Dicen que duró tres días el encierro en esa caja, yo diría que fueron muchos
más, no lo sé, fue una pesadilla, larga y siempre consciente, nunca duermes o
nunca estás despierto… hay seres ahí dentro, a veces los sientes lejanos, luego
te rozan, se te meten dentro…” Horacio lo oía absorto, como un niño que escucha
un interesante cuento de terror, creyendo todo, a pesar de que muchas veces había
visto el interior de esa caja, sin más particularidad que la pintura negra, pero
sabía que el gemelo no mentía, todos comentaban cómo habían salido los pobres
tipos del interior de esa caja, sucios, ciegos, asustados, desorientados,
agresivos, desde entonces que podían detener el tiempo, desde entonces que
servían a Cornelio “…pero ya nada puedes hacer por esa chiquilla, y más te vale
no intentar interrumpir el proceso. Ella saldrá cuando llegue el momento, y sea
como sea que salga, no es problema tuyo Horacio, tú tienes tus propios asuntos…
ocúpate de ellos.” Luego de eso el gemelo se fue y Von Hagen se quedó con la
duda de a qué “asuntos” se refería.
Damián y Vicente Corona eran
hermanos y se dedicaban al reciente y pujante negocio de la fotografía y su
trabajo ya había alcanzado una considerable reputación, no por la calidad de
sus obras, que de por sí, y considerando la aún escasa tecnología disponible,
no eran precisamente de una calidad sobresaliente, sino que por las complejidades
que sorteaban a la hora de conseguir una imagen determinada. Ellos conseguían
la fotografía deseada a como diera lugar, esa era la base y premisa de su
prestigio y a eso se dedicaban y para ello se valían del truco, el engaño o el
robo, según fuera necesario, llegando incluso al montaje, cuando la imagen
requerida era simplemente una fantasía que debía ser fabricada. Damián detuvo
su furgoneta negra frente a la cafetería donde habían sido citados por el dueño
de esta, Enrique Bolaño. Vicente, el hermano menor, le dio la última calada a
su cigarrillo y lo apagó al bajarse, luego sacó un pulcro pañuelo de su
bolsillo para retirar la minúscula capa de polvo que sus zapatos habían acumulado,
se peinó con el índice y el pulgar su fino bigote y se acomodó el sombrero. Su hermano
era un poco más corpulento, vestía elegante y se peinaba con gomina. El aspecto
de ambos era innegablemente refinado pero gansteril.

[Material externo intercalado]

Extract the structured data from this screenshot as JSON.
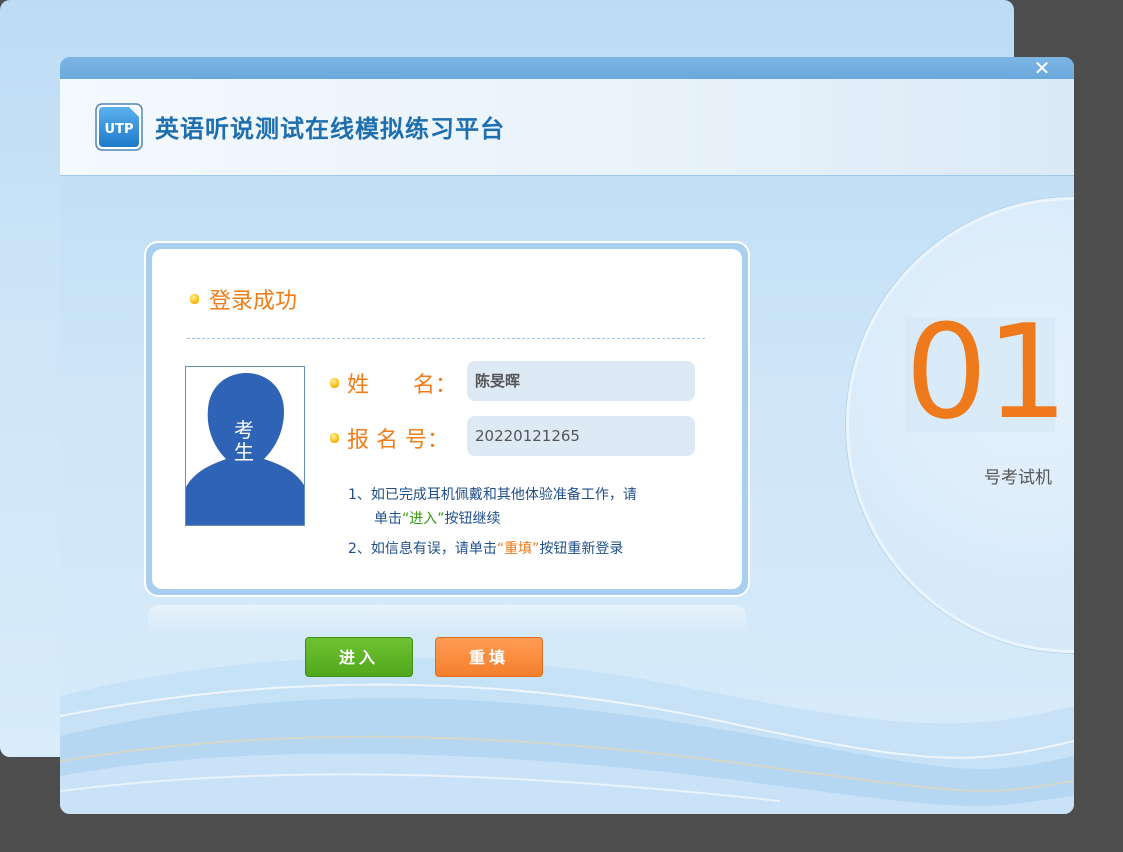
{
  "window": {
    "close_symbol": "✕"
  },
  "header": {
    "logo_text": "UTP",
    "title": "英语听说测试在线模拟练习平台"
  },
  "login": {
    "status_text": "登录成功",
    "photo_caption": "考生",
    "name_label": "姓　　名：",
    "name_value": "陈旻晖",
    "reg_label": "报 名 号：",
    "reg_value": "20220121265",
    "instructions": {
      "line1_a": "1、如已完成耳机佩戴和其他体验准备工作，请",
      "line1_b": "单击",
      "line1_hl": "“进入”",
      "line1_c": "按钮继续",
      "line2_a": "2、如信息有误，请单击",
      "line2_hl": "“重填”",
      "line2_b": "按钮重新登录"
    }
  },
  "buttons": {
    "enter_label": "进入",
    "reset_label": "重填"
  },
  "machine": {
    "number": "01",
    "label": "号考试机"
  },
  "colors": {
    "accent_orange": "#f07d1a",
    "title_blue": "#1e6fb0",
    "enter_green": "#4fa81a",
    "reset_orange": "#f47f2c"
  },
  "icons": {
    "close": "close-icon",
    "logo": "utp-logo-icon",
    "bullet": "bullet-dot-icon",
    "photo": "student-silhouette-icon"
  }
}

El trabajo que les ofrecería Bolaño
no era otro que conseguir una fotografía de la sirena que se suponía, tenía Cornelio
Morris en su circo, un circo que por lo demás, jamás era visto cerca de ninguna
ciudad significativa, sino más bien, se movía de pueblucho en pueblucho, lo que
hacía suponer que su espectáculo era de un nivel muy bajo, o eso era lo que se
pensaba, pues, si era cierto que contaba con una sirena de verdad, no había
razón para que no la presentara en los mejores escenarios del mundo y ganara
dinero a destajo, sin embargo, su socio Primo Petrucci aseguraba que las
atracciones eran lo suficientemente reales como para aparecer en su revista y
Bolaño había aprendido a jamás desconfiar del ojo de Petrucci. Los hermanos
Corona aceptaron mientras se les pagara por separado la búsqueda del circo y la
fotografía en sí, puesto que se trataba de dos trabajos diferentes pero ambos completamente
necesarios. Llegado a un acuerdo ambas partes, Damián estrechó la mano de
Bolaño bromeando con que de no existir tal sirena, ellos conocían a una dama
que por mucho menos dinero, podía hacer una buena representación de aquel ser
mitológico, habitante de los mares para que ellos la fotografiaran gustosamente
para él.
Román Ibáñez, luego del encuentro
con Cornelio, había debido continuar bebiendo para recuperar en parte el valor
que había perdido luego de sentirse tan desvalido ante su jefe y la horrorosa
visión que este le había provocado. Poco a poco había ido sintiéndose de nuevo más
capaz de desafiar al mundo, de estar por encima y por delante de los demás, de
ser el más astuto y el que siempre se salía con la suya. Ya borracho y de
noche, había terminado volcando todo su disgusto y rencor junto a la celda de
Braulio Álamos, el “Cometodo” hablándole a este sin parar, de forma grosera y
ofensiva, soltando toda la rabia y resentimiento que sentía y que el alcohol
avivaba con fuerza en ese momento, hasta por fin dormirse allí mismo tirado.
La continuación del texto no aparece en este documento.